BACA JUGA: 3 Hakim yang Kecam Pembebasan Ronald Tannur Ditolak KY, Ini Dosanya
Rosalina terancam hukuman pasal 2 ayat (1) atau pasal 3 pasal 18 UU Tipikor no.
Jaksa menjelaskan, Suwito baik sendiri maupun bersama Direktur PT SIP MB Gunawan melalui PT SIP dan afiliasinya yakni CV Bangka Jaya Abadi dan CV Rajawali Total Persada serta smelter swasta lainnya telah membeli dan/atau mengumpulkan bijih timah. dari penambangan liar di wilayah IUP PT Timah.
“Perusahaan swasta antara lain PT Rafined Bangka Tin (RBT), PT SBS, CV Vinus Inti Perkasa (VIP), dan PT TIN,” kata jaksa.
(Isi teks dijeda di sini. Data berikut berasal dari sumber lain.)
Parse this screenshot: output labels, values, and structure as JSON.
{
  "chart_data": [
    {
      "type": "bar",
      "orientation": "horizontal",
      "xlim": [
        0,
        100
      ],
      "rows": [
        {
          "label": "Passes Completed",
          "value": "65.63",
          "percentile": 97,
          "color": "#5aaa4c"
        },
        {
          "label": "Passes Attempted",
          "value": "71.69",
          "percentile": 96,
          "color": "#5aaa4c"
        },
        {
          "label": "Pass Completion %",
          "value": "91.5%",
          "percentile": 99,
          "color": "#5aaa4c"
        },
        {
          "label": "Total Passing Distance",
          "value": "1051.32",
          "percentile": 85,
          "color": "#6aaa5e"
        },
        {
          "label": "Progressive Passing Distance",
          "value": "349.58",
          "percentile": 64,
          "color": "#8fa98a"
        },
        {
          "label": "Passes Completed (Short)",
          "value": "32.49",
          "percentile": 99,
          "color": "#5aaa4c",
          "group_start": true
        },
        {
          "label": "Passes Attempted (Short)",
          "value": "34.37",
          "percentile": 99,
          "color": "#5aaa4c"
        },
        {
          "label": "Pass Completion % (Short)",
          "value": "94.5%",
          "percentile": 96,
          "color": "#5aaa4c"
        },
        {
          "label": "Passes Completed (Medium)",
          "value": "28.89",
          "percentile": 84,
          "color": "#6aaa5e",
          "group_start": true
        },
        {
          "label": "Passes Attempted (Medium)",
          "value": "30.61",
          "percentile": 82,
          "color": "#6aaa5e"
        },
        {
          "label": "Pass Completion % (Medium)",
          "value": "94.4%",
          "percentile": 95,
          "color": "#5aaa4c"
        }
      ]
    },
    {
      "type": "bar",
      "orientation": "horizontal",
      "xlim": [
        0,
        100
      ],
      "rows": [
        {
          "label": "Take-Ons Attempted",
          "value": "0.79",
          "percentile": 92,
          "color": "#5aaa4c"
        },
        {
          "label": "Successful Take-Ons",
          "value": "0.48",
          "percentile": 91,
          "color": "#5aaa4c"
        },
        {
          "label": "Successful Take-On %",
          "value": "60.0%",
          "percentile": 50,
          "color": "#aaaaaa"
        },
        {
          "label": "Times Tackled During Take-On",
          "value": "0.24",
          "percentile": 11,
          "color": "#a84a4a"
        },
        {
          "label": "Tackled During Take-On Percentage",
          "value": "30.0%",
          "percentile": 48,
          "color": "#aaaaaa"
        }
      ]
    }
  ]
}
Dijelaskan, Suwito melalui PT SIP juga menerima pembayaran bijih timah dari PT Timah, namun ia mengetahui bijih timah yang dibayarkan tersebut berasal dari penambang liar di wilayah IUP PT Timah. Begitu pula dengan Robert melalui PT SBS.
Total pendapatan pembayaran kerjasama penyewaan alat pengolahan logam timah dan kegiatan penjualan bijih timah ilegal PT Timah yang diterima Suwito dan Robert masing-masing sebesar Rp2,2 triliun dan Rp1,9 triliun.
Jaksa kemudian menyebut Suwito melakukan negosiasi dengan PT Timah terkait sewa smelter swasta dengan menyepakati harga sewa smelter yang akan dibayar PT Timah tanpa adanya studi kelayakan atau riset yang memadai, sehingga menjadi harga yang mahal.
Perundingan dilakukan bersama terdakwa Harvey Moeis selaku kelanjutan PT RBT, pemilik sebenarnya CV Venus Inti Perkasa (VIP) dan PT Menara Cipta Mulia (MCM) Tamron alias Aon, Robert, Pemasaran PT TIN periode 2008-2018 Fandy Lingga, Rosalina, Direktur Utama PT RBT, sekaligus Direktur Pengembangan Bisnis PT RBT Reza Andriansyah.
Lanjut jaksa, Suwito juga melakukan kontrak sewa peralatan pengolahan pengolahan logam timah dengan PT Timah sendiri dan bersama MB Gunawan, Tamron, Chief Operating Officer CV VIP dan PT MCM Achmad Albani, CEO CV VIP Hasan. Tjhie, serta pengumpul bijih timah (kolektor), Kwan Yung alias Buyung.
Kemudian bersama Harvey, Suparta, Reza, Beneficial Owner PT TIN, Hendry Lie, Fandy, Rosalina dan Robert. Kerja sama ini tidak masuk dalam rencana kerja dan anggaran proyek PT Timah (RKAB) atau RKAB lima smelter dan perusahaan terkait (ant/jpnn).